401. Telegram From Secretary of State Herter to the Department of State0

Cahto 126. For the President from the Secretary. I have just returned from a very brief private Foreign Ministers’ Conference at which Gromyko was asked to comment on our paper given him last night.1 He [Page 912] said that he would only make a few preliminary remarks but that he would be prepared to go into further detail tomorrow. His preliminary remarks covered only two points: 1) That there seemed little new in our proposals and that we and the Soviets had had different approaches to the Berlin problem; 2) That in his view symbolic troops in Berlin would be in the number of 3,500 to 4,000. I suggested we meet tomorrow morning but he asked for the afternoon.

Just prior to the meeting, Zorin had been optimistic in talking to the press as to possibilities of agreement based on our proposals. The previous night, Malik, a member of the Soviet Delegation, had been most pessimistic.2 We do not know which position is correct, but at least it looks as if your letter to Khrushchev was leading to new instructions. Your press comments3 as so far received here are most helpful.

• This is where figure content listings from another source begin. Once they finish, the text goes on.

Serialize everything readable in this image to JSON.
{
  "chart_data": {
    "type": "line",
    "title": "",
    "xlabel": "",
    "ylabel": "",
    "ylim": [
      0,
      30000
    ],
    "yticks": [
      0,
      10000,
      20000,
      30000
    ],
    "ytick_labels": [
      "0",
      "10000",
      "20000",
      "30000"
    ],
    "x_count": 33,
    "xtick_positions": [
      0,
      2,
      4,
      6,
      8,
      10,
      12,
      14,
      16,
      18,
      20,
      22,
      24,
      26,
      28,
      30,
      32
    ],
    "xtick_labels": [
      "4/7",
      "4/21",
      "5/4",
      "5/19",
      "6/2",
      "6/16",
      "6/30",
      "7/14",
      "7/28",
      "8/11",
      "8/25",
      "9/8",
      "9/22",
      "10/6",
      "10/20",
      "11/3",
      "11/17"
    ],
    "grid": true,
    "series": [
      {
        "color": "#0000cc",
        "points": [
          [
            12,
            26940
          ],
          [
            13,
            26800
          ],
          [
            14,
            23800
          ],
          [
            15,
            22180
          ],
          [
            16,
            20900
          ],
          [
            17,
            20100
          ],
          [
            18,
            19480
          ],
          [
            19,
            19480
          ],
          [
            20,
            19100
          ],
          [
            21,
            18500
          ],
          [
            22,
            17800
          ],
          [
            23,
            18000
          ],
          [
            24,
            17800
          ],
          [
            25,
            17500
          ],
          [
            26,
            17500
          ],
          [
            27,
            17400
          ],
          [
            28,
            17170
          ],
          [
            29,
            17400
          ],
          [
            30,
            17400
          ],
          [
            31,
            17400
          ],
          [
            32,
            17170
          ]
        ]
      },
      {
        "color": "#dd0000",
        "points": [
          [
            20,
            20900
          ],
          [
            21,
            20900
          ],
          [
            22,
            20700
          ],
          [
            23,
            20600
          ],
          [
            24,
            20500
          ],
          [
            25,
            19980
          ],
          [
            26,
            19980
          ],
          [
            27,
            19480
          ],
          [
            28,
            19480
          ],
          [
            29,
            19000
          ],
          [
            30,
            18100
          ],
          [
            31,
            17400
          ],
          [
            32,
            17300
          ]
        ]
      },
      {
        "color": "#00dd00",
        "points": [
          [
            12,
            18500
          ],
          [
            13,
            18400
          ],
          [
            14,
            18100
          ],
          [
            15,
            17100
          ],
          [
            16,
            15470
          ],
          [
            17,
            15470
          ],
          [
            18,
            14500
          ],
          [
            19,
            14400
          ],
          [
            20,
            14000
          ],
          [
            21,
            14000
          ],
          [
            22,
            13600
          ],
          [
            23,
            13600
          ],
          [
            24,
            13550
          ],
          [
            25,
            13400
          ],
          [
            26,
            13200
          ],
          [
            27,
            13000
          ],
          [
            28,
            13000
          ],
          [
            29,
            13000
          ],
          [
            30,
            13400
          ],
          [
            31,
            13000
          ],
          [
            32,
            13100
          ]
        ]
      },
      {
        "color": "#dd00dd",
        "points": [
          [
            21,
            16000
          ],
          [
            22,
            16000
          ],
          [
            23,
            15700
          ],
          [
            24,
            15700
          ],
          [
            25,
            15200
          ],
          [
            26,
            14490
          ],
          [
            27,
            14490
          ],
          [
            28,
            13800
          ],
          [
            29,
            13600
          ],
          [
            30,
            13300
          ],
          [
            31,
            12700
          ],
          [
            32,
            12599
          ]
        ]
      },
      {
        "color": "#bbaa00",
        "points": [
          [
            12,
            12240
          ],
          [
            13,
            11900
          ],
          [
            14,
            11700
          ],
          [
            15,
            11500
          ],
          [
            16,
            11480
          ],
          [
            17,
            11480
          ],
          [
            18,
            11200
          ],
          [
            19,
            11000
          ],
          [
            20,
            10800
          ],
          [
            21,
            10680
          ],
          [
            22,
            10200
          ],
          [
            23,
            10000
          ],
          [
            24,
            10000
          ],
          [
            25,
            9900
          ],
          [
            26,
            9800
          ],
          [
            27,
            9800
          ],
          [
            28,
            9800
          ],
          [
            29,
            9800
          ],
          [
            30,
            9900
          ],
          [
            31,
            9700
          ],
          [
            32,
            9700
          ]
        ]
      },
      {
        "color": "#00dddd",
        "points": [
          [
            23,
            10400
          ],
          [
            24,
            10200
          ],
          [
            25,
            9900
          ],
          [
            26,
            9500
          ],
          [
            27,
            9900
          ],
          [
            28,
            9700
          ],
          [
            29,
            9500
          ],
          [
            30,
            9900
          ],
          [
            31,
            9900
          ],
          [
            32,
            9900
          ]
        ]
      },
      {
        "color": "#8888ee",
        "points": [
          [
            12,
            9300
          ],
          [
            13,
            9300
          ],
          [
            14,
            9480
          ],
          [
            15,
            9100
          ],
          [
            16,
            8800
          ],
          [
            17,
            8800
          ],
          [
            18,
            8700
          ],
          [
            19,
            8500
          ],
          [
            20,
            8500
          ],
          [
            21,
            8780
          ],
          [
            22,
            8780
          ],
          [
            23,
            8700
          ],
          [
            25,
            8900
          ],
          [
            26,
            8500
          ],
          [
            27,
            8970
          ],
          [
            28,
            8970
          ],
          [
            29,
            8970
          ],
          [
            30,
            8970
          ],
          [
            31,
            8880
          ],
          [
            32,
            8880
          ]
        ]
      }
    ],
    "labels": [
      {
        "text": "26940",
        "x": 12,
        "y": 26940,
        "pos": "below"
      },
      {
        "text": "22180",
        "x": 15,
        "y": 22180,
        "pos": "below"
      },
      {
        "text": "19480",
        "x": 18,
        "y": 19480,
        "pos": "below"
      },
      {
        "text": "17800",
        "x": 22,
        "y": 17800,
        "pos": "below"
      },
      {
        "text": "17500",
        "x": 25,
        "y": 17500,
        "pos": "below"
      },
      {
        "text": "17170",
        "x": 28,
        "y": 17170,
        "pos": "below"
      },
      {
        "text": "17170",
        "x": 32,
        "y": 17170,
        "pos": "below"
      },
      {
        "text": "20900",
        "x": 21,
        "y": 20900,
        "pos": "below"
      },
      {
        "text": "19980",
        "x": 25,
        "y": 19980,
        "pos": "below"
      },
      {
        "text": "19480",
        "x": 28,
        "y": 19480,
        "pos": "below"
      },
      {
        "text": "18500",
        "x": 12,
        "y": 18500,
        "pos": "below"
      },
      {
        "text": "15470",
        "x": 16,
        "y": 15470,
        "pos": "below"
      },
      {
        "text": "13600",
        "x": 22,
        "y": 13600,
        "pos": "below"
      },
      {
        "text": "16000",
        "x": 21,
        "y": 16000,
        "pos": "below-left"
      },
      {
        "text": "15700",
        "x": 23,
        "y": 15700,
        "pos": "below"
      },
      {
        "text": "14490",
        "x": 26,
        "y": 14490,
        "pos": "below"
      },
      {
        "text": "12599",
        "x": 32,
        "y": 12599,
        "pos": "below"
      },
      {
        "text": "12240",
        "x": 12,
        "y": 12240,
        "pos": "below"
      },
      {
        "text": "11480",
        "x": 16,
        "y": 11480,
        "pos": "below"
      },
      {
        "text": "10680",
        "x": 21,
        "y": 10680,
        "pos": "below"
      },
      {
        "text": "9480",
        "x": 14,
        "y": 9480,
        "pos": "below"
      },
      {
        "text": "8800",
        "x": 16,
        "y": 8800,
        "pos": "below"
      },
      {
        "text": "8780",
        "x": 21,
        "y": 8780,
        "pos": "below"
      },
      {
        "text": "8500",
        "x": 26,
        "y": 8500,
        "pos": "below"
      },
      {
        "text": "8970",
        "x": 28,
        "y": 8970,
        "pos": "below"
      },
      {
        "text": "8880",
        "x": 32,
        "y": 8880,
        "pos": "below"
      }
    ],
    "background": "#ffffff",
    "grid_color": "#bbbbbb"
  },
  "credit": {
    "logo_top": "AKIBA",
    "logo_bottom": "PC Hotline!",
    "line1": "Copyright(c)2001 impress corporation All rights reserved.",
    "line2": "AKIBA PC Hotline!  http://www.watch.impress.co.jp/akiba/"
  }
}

Faithfully, signed: Chris.

  1. Source: Department of State, Central Files, 110.11–HE/6–1759. Secret; Niact.
  2. The meeting took place at 3:30 p.m. A detailed four-page memorandum of the conversation at the meeting, US/MC/109, is ibid., Conference Files: Lot 64 D 560, CF 1340. For text of the paper, see Foreign Ministers Meeting, pp. 312–313 or Cmd. 868, pp. 237–238.
  3. A memorandum of the Western Foreign Ministers meeting at 11:30 a.m., at which Rumbold reported Malik’s pessimism when presented with the Western paper, US/MC/106, is in Department of State, Conference Files: Lot 64 D 560, CF 1340.
  4. For a transcript of the President’s press conference at 10:30 a.m. on June 17, see Public Papers of the Presidents of the United States: Dwight D. Eisenhower, 1959, pp. 460–470.